For a taste of the stick, look to London. Come 2020, a central swath of the British capital will form an “ultra low emission zone.” Any vehicle that wants in and doesn’t meet stringent emission standards will face a daily charge. (License plate-reading cameras will ensure all wheeled things are in compliance.) Shanghai has a similar plan in place that applies to commercial vehicles.

Finally, places like California hoping to goose electric sales ahead of a gas ban could look to … California, which is ramping up the charging infrastructure that makes EV ownership feasible. “Money is not the only reason people are not buying electric vehicles today,” says Lutsey. “There’s also the convenience.” San Jose, the humming heart of Silicon Valley, is already the fifth most charged-up city in the world, with 500 charge points per million people. San Francisco has about 450 per million. Good, but not good enough. Fortunately, California has a $800 million electric charging windfall coming its way, in the form of a settlement with Volkswagen over its diesel emissions cheating scandal. The money goes straight to the coffers of the California Air Resources Board, which will spread the money out over the next 10 years. Slowly but surely, it should get easier to own an electric vehicle in California. And that makes it easier for California to ban gasoline for good.


Baby steps today are necessary, but they don’t get you out of the long-term work a gas ban requires. China is on the right track. Last week, the world’s largest auto market—where a third of all EVs sold last year found their owners—rolled out a much-anticipated electric vehicle plan. The scheme pushes an aggressive cap-and-trade-like policy that will force foreign and domestic carmakers to up the number of zero- and low-emission vehicles they produce by 2020. (The plan, it should be noted, looks like California’s own ZEV scheme, which forces automakers to build electric models or purchase credits from those doing so.)

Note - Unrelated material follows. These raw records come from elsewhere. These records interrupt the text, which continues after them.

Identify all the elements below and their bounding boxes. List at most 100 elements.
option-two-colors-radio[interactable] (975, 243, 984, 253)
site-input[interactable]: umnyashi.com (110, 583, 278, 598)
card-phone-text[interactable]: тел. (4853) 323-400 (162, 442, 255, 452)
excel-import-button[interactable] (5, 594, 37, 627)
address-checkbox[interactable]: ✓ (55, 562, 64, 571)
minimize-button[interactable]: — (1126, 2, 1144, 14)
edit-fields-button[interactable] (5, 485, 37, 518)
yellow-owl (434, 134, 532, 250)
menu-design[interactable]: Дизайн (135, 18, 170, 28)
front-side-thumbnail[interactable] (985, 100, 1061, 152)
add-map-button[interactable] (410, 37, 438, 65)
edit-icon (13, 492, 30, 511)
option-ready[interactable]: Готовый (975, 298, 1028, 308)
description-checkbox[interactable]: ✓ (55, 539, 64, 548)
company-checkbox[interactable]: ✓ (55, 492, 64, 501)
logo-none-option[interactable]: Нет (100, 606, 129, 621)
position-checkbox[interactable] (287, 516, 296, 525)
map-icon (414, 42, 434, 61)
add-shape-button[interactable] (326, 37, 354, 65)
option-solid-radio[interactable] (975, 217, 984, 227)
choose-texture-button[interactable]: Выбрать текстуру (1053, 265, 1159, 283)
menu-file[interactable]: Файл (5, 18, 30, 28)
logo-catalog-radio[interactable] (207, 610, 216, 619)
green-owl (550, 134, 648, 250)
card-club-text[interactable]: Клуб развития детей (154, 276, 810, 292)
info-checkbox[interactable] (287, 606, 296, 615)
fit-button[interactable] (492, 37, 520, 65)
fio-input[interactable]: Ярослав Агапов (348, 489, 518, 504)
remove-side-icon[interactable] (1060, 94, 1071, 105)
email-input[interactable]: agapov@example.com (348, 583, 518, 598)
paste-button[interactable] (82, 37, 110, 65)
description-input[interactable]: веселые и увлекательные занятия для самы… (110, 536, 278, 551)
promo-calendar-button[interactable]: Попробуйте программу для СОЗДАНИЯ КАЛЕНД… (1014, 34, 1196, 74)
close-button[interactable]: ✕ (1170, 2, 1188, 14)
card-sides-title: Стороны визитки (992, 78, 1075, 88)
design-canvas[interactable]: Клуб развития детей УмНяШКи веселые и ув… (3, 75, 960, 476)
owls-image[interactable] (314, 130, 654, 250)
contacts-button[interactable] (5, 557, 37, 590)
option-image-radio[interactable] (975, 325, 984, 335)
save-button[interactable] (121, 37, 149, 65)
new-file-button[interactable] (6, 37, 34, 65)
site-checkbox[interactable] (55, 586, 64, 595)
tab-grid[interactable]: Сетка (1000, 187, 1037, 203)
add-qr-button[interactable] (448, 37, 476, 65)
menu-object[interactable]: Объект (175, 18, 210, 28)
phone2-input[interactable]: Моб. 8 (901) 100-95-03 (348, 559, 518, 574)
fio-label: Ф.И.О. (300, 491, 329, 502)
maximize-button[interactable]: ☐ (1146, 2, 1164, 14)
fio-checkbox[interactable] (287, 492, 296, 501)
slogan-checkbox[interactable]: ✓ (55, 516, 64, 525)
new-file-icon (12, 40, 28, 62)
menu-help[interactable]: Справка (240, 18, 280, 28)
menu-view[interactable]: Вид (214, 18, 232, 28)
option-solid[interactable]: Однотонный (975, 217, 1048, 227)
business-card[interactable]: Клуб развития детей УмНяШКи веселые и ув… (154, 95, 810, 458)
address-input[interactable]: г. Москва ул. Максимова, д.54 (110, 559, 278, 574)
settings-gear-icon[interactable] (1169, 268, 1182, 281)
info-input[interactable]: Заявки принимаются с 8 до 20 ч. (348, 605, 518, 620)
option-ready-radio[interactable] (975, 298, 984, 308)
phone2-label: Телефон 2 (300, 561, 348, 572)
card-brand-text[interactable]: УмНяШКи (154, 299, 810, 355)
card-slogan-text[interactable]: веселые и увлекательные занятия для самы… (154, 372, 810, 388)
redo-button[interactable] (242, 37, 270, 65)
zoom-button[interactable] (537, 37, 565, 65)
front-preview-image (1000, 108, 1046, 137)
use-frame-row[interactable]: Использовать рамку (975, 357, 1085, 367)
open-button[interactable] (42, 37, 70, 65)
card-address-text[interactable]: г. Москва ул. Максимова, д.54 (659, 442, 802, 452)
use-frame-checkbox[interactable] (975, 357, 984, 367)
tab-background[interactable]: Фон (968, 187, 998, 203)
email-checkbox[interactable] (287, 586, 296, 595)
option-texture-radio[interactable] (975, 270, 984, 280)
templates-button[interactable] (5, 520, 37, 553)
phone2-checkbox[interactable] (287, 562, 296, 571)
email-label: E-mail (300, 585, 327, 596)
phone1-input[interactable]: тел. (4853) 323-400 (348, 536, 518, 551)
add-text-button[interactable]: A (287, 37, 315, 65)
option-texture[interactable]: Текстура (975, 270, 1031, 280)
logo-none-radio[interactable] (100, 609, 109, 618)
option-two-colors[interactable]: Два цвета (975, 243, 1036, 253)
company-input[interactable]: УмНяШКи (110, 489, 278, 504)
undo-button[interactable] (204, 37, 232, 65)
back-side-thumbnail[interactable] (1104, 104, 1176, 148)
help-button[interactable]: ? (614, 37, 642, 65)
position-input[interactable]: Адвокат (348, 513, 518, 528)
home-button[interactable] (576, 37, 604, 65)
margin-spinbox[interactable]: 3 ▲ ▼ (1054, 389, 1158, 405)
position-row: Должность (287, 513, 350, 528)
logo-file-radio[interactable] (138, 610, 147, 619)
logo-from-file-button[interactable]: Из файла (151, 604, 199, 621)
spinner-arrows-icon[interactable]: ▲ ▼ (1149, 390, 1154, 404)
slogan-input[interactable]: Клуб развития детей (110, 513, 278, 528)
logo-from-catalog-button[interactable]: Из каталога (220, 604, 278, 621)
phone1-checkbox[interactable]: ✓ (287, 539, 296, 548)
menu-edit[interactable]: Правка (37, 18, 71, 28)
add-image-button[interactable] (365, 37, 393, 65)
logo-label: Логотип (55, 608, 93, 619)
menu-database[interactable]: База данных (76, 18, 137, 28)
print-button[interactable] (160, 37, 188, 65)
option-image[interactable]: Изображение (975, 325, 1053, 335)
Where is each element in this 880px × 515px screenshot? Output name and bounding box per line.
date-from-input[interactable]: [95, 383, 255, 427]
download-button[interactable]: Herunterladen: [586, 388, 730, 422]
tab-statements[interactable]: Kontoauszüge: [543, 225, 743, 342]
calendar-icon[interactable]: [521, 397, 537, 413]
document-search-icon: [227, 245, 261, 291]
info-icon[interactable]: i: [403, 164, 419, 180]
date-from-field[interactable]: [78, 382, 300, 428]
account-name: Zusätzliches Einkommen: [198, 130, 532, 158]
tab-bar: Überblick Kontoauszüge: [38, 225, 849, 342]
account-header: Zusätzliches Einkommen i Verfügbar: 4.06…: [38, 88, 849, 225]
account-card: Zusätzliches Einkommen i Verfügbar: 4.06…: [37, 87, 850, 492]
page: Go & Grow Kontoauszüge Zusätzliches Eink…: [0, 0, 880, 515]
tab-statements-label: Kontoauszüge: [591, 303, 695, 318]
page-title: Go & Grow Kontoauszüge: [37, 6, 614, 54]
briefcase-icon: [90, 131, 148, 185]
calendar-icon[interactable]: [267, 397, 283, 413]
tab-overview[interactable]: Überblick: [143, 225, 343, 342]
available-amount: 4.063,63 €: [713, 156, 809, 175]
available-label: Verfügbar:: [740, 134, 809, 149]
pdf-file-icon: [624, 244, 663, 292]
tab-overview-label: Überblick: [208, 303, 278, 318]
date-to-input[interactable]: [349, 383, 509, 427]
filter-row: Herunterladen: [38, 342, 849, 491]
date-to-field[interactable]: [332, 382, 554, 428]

These policies are producing results. This week, General Motors announced it would build at least 20 new fully electric vehicle models by 2023, and eventually phase of non-electric vehicles. Volvo is going (mostly) electric. BMW, too. No big automaker can afford to lose access to such lucrative markets.

Way Down the Line

The trickiest part of pulling off this sort of move is doing it without hurting your most vulnerable citizens. In this case, those are the low-income, largely rural folks who rely on the affordability of the internal combustion engine to get them to their jobs, their grocery stores, their community centers. It takes a long time for innovations to trickle down to the country’s poorest households.

“Banning sure could increase the number of electric vehicles on the road, but would sure come at another cost,” says Samaras. “We need to make sure mobility and access at lower income population could be improved.” That means investment in public transportation. A lot of it. Also, consumer education for the folks who know nothing about what driving an electric car entails. Annoyingly, there’s no easy answer for that. “There’s a huge diversity of car buyers,” says Lutsey. “Trying to meet every consumer’s demand is incredibly difficult. You need a car that’s the right brand, the right reputation, the right cost point, the right convenience.”

Maybe that’s why no other American states or government agencies have floated gas car bans. But do not count out California, which has a long history of leading on emissions. As federal legislators tussled over the 1963 Clean Air Act, they wrote in provisions allowing the state to create its own stricter regulations, acknowledging it was already way out ahead on environmental standards. Nine other states have signed onto California’s Zero Emission Vehicle mandate, which means the it controls over a quarter of the American vehicle market. Even if California can’t receive a special waiver from the federal government to ban gas, the state seems to think it can pull it off by manipulating vehicle registration rules or ordering gas vehicles off state highways.

Still, more ideas are needed. Banning fossil fuel gluggers isn’t impossible. But moving them to zero is going to take a lot of strategery. And the game has just begun.